Iago pertence a um grupo seleto de vilões em Shakespeare que, enquanto plausivelmente motivados em termos humanos, também têm deleite no mal por si só: Aaron o Mouro em Tito Andrônico, Ricardo III, Don John em Muito Barulho por Nada, e Edmundo em Rei Lear. Eles não são, como Macbeth ou como Cláudio em Hamlet, homens motivados pela ambição de cometer crimes que claramente reconhecem serem errados. Apesar de Edmundo tardiamente buscar fazer reparações, esses vilões são essencialmente sem consciência, sinistros e entretidos com a própria sagacidade. Eles estão relacionados uns aos outros por uma metáfora de palco do mal personificado derivado do Vício da peça de moralidade, cujo típico papel era ganhar a figura da Humanidade, mantendo-a longe da virtude e corrompendo-a com encantamentos mundanos. Como aquele tentador atraente, os vilões de Shakespeare nessas peças tomam à plateia como sua confidente, gabando-se em solilóquio de sua esperteza, jubilando-se com o triunfo do mal, e improvisando planos com ousadia e engenhosidade. Todos eles são excelentes atores, enganando praticamente todos os personagens no palco até o fim da ação, com suas aparências hipócritas e de Proteu. Eles têm prazer nesse “esporte” e nos impressionam pela virtuosidade. O papel é paradoxalmente cômico em seu uso da enganação ingênua e talentosa – a lúgubre e irônica comédia do vício. Sabemos que devemos condenar moralmente mesmo enquanto aplaudimos à habilidade.

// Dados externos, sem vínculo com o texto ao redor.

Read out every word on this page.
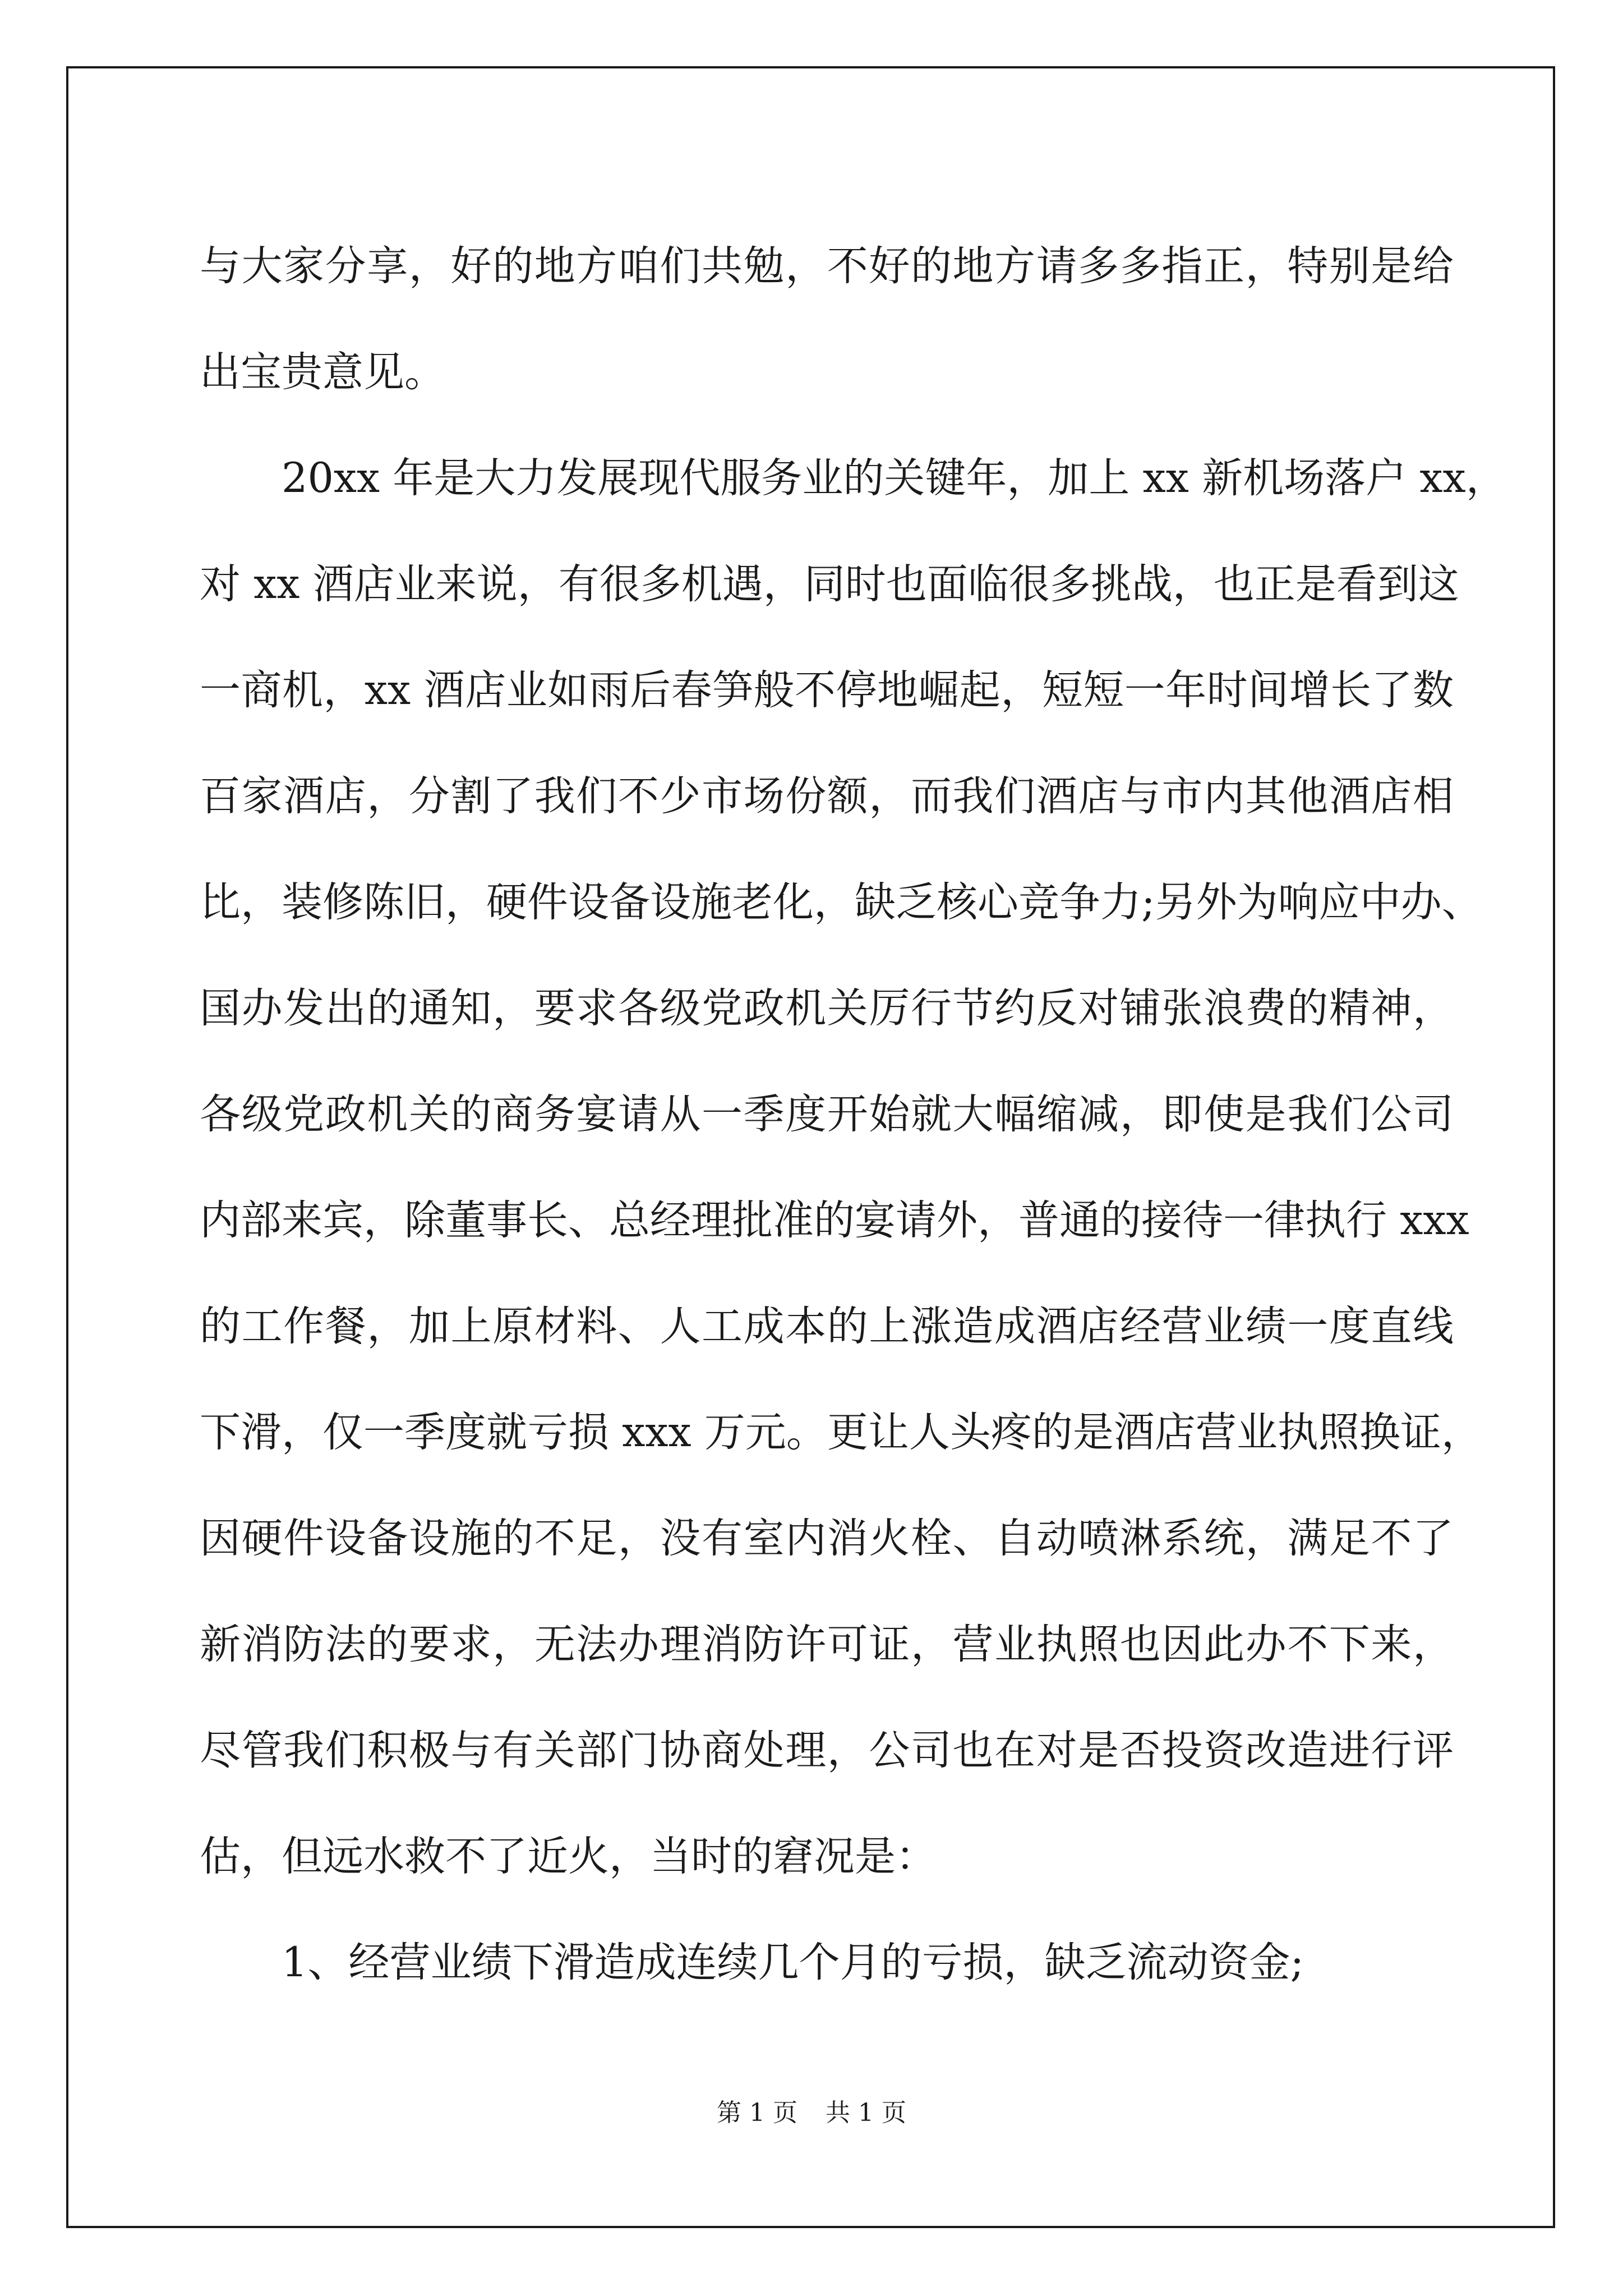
与大家分享，好的地方咱们共勉，不好的地方请多多指正，特别是给
出宝贵意见。
20xx 年是大力发展现代服务业的关键年，加上 xx 新机场落户 xx，
对 xx 酒店业来说，有很多机遇，同时也面临很多挑战，也正是看到这
一商机，xx 酒店业如雨后春笋般不停地崛起，短短一年时间增长了数
百家酒店，分割了我们不少市场份额，而我们酒店与市内其他酒店相
比，装修陈旧，硬件设备设施老化，缺乏核心竞争力;另外为响应中办、
国办发出的通知，要求各级党政机关厉行节约反对铺张浪费的精神，
各级党政机关的商务宴请从一季度开始就大幅缩减，即使是我们公司
内部来宾，除董事长、总经理批准的宴请外，普通的接待一律执行 xxx
的工作餐，加上原材料、人工成本的上涨造成酒店经营业绩一度直线
下滑，仅一季度就亏损 xxx 万元。更让人头疼的是酒店营业执照换证，
因硬件设备设施的不足，没有室内消火栓、自动喷淋系统，满足不了
新消防法的要求，无法办理消防许可证，营业执照也因此办不下来，
尽管我们积极与有关部门协商处理，公司也在对是否投资改造进行评
估，但远水救不了近火，当时的窘况是：
1、经营业绩下滑造成连续几个月的亏损，缺乏流动资金;
第 1 页 共 1 页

Essa tradição teatral do Vício pode explicar melhor um dispositivo misterioso de Iago, notado há muito e inesquecivelmente expressado por Samuel Taylor Coleridge como “a caça de motivos de uma malignidade sem motivos.” De fato, Iago oferece motivos plausíveis para o que faz. Apesar de sua semelhança com o Vício da moralidade, ele não é uma abstração alegorizada, mas uma insígnia no exército, o oficial de campo júnior que odeia ser subordinado por um teórico ou comandante militar. Como um profissional antigo, ele também ressente não ter sido promovido com base na antiguidade, a “antiga gradação” (1.1.38). Mesmo seus esforços em usar a influência com Otelo resultaram em nada, e Iago pode dificilmente ser culpado por supor que a amizade de Cássio com Otelo lhe ganhou um favor especial. Assim, Iago tem razão para tramar contra Cássio, assim como contra Otelo. Entretanto, uma dimensão adicional é necessária para explicar a arrogância de Iago, sua total falta de reflexão moral, sua concentração em destruir Desdêmona (que não foi injusta com Iago), sua absorção em métodos ingênuos de conspiração, sua delicadeza e estilo. O ódio precede qualquer motivo plausível em Iago e, em última instância, não depende da causalidade psicológica. Provavelmente a tradição do Maquiavel de palco (outro tipo de vilão arrogante baseado em atitudes estereotipadas em relação às ideias políticas heréticas de Nicolau Maquiavel), como em O Judeu de Malta, de Marlowe, contribui para o retrato; essa tradição foi prontamente assimilada por aquela do Vício.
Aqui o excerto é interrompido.